If you apply torque perpendicular to the line between the bolt and the crank centerline, the flywheel will not spin. However, once the bolt moves, it will start spinning.

It isn't really a method that will work by itself, but if you decrease the force that wants to spin the flywheel, you are less likely to chip a tooth on the fly wheel, or scar up your bellhousing.

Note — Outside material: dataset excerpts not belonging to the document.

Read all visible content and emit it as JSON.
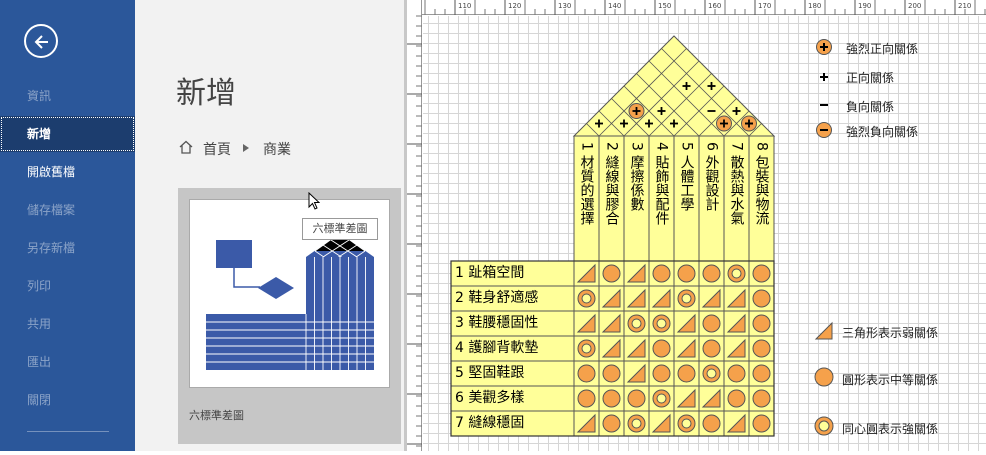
{
  "sidebar": {
    "back_icon": "arrow-left-circle-icon",
    "items": [
      {
        "label": "資訊",
        "enabled": false
      },
      {
        "label": "新增",
        "enabled": true,
        "active": true
      },
      {
        "label": "開啟舊檔",
        "enabled": true
      },
      {
        "label": "儲存檔案",
        "enabled": false
      },
      {
        "label": "另存新檔",
        "enabled": false
      },
      {
        "label": "列印",
        "enabled": false
      },
      {
        "label": "共用",
        "enabled": false
      },
      {
        "label": "匯出",
        "enabled": false
      },
      {
        "label": "關閉",
        "enabled": false
      }
    ]
  },
  "backstage": {
    "title": "新增",
    "breadcrumb": {
      "home": "首頁",
      "current": "商業"
    },
    "template": {
      "name": "六標準差圖",
      "tooltip": "六標準差圖"
    }
  },
  "ruler": {
    "top_labels": [
      "110",
      "120",
      "130",
      "140",
      "150",
      "160",
      "170",
      "180",
      "190",
      "200",
      "210"
    ]
  },
  "diagram": {
    "characteristics": [
      "1 材質的選擇",
      "2 縫線與膠合",
      "3 摩擦係數",
      "4 貼飾與配件",
      "5 人體工學",
      "6 外觀設計",
      "7 散熱與水氣",
      "8 包裝與物流"
    ],
    "requirements": [
      "1 趾箱空間",
      "2 鞋身舒適感",
      "3 鞋腰穩固性",
      "4 護腳背軟墊",
      "5 堅固鞋跟",
      "6 美觀多樣",
      "7 縫線穩固"
    ],
    "relationships": [
      [
        "weak",
        "medium",
        "weak",
        "medium",
        "medium",
        "medium",
        "strong",
        "medium"
      ],
      [
        "strong",
        "weak",
        "weak",
        "weak",
        "strong",
        "weak",
        "weak",
        "medium"
      ],
      [
        "weak",
        "weak",
        "strong",
        "strong",
        "weak",
        "medium",
        "weak",
        "medium"
      ],
      [
        "strong",
        "weak",
        "weak",
        "medium",
        "weak",
        "medium",
        "weak",
        "medium"
      ],
      [
        "medium",
        "medium",
        "weak",
        "medium",
        "medium",
        "strong",
        "medium",
        "medium"
      ],
      [
        "medium",
        "medium",
        "medium",
        "strong",
        "weak",
        "weak",
        "medium",
        "medium"
      ],
      [
        "weak",
        "medium",
        "strong",
        "weak",
        "strong",
        "medium",
        "weak",
        "medium"
      ]
    ],
    "roof_symbols": [
      {
        "i": 1,
        "j": 2,
        "s": "positive"
      },
      {
        "i": 2,
        "j": 3,
        "s": "positive"
      },
      {
        "i": 2,
        "j": 4,
        "s": "strong-positive"
      },
      {
        "i": 4,
        "j": 5,
        "s": "positive"
      },
      {
        "i": 6,
        "j": 7,
        "s": "strong-positive"
      },
      {
        "i": 3,
        "j": 7,
        "s": "positive"
      },
      {
        "i": 4,
        "j": 8,
        "s": "positive"
      },
      {
        "i": 5,
        "j": 7,
        "s": "negative"
      },
      {
        "i": 3,
        "j": 5,
        "s": "positive"
      },
      {
        "i": 6,
        "j": 8,
        "s": "positive"
      },
      {
        "i": 7,
        "j": 8,
        "s": "strong-negative"
      },
      {
        "i": 3,
        "j": 4,
        "s": "positive"
      },
      {
        "i": 7,
        "j": 8,
        "s": "positive"
      }
    ],
    "colors": {
      "cell": "#ffff99",
      "orange": "#f5a14b",
      "line": "#555555"
    }
  },
  "legend_top": [
    {
      "icon": "strong-positive-icon",
      "label": "強烈正向關係"
    },
    {
      "icon": "positive-icon",
      "label": "正向關係"
    },
    {
      "icon": "negative-icon",
      "label": "負向關係"
    },
    {
      "icon": "strong-negative-icon",
      "label": "強烈負向關係"
    }
  ],
  "legend_bottom": [
    {
      "icon": "triangle-icon",
      "label": "三角形表示弱關係"
    },
    {
      "icon": "circle-icon",
      "label": "圓形表示中等關係"
    },
    {
      "icon": "concentric-circle-icon",
      "label": "同心圓表示強關係"
    }
  ]
}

This is also a good method for changing tires.
 
using a 1/2 inch wrench (box on one side and open on the other) put a bell housing bolt into the boxed end and tighten it into the back of the motor then use a bolt from the pressure plate and tighten it (in the fly wheel) til it fits the thickness of the wrench. then just re-position as needed, works wth putting it back it on just reverse the wrench.
 
i used a screw driver and stuck it through the flywheel to the other side and then used a socket wrench and a long pipe that slid over the wrench. worked very nicely :) just remember to use locktite on the bolts when putting it back on. i think i used the blue cap one.
 
wood

I just jammed a 2x4 in between the teeth and aimed the other end towards the ground... the only problem is, if the bolts are really tight, the engine will actually lift up from the 2x4 pushing against the ground if u have to push really hard, but its only wood so u wont break anything doing it. :rolleyes:
 
I'd buy an impact wrench - an electric one if you don't have compressed air. You'll have a hundred other uses for it - it's a good investment.

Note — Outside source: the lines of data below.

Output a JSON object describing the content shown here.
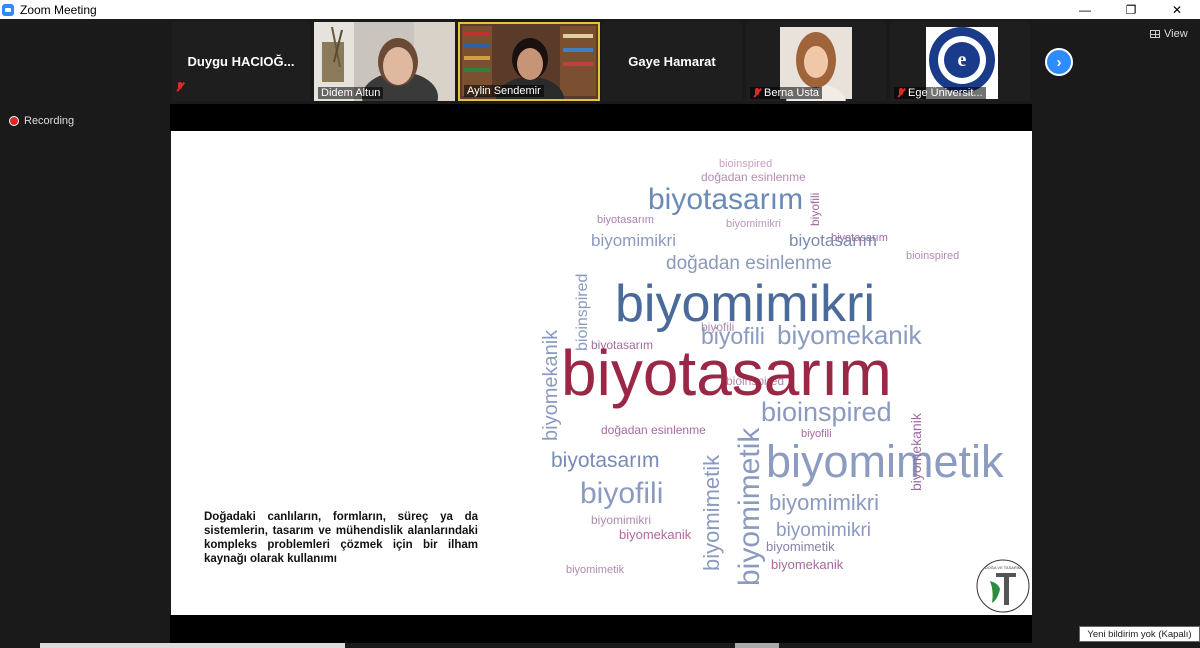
{
  "window": {
    "title": "Zoom Meeting",
    "controls": [
      "—",
      "❐",
      "✕"
    ]
  },
  "participants": [
    {
      "name": "Duygu  HACIOĞ...",
      "muted": true,
      "has_video": false
    },
    {
      "name": "Didem Altun",
      "muted": false,
      "has_video": true
    },
    {
      "name": "Aylin Sendemir",
      "muted": true,
      "has_video": true
    },
    {
      "name": "Gaye Hamarat",
      "muted": false,
      "has_video": false
    },
    {
      "name": "Berna Usta",
      "muted": true,
      "has_video": true
    },
    {
      "name": "Ege Üniversit...",
      "muted": true,
      "has_video": true
    }
  ],
  "view_button": "View",
  "recording_label": "Recording",
  "slide": {
    "description": "Doğadaki canlıların, formların, süreç ya da sistemlerin, tasarım ve mühendislik alanlarındaki kompleks problemleri çözmek için  bir ilham kaynağı olarak kullanımı",
    "word_cloud": [
      "biyotasarım",
      "biyomimikri",
      "biyofili",
      "biyomekanik",
      "biyomimetik",
      "bioinspired",
      "doğadan esinlenme",
      "biyotasarım",
      "biyomimikri",
      "biyofili",
      "bioinspired",
      "biyomimikri",
      "biyotasarım",
      "biyofili",
      "biyomimetik",
      "biyotasarım",
      "biyomimikri",
      "doğadan esinlenme",
      "bioinspired",
      "biyomekanik",
      "biyomimetik",
      "biyotasarım",
      "biyofili",
      "biyomekanik",
      "bioinspired",
      "biyomimetik"
    ],
    "logo_text": "DOĞA VE TASARIM"
  },
  "colors": {
    "accent_blue": "#2d8cff",
    "cloud_blue": "#5a7ba6",
    "cloud_red": "#9b2747",
    "cloud_purple": "#a06aa0",
    "muted_red": "#e02828"
  },
  "notification_tooltip": "Yeni bildirim yok (Kapalı)"
}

But I love the tips in here - you guys are a creative bunch. I've used most of the techniques mentioned at one time or another - necessity being the mother of invention and all that. Just be careful - some are more prone than others to result in component damage or personal injury. 331 Cobra - I'm most impressed - we've got a physicist in our midst - well done!
 
i had this same problem, i put a socket with a breaker bar on the crank pulley bolt, then turned the engine over till the breaker bar would turn cause it hit the radiator core supoort, then the engine wont turn over, just use another breaker bar and break the flywheel bolt loose, thats what i did. They also make a tool that is called a flywheel turner, its hard to explain but it grips the flywheel teeth at two locations with a handle that keeps it from spinning, i used one to get a torque converter off. Its a tool you dont use much, but your glad when you have it.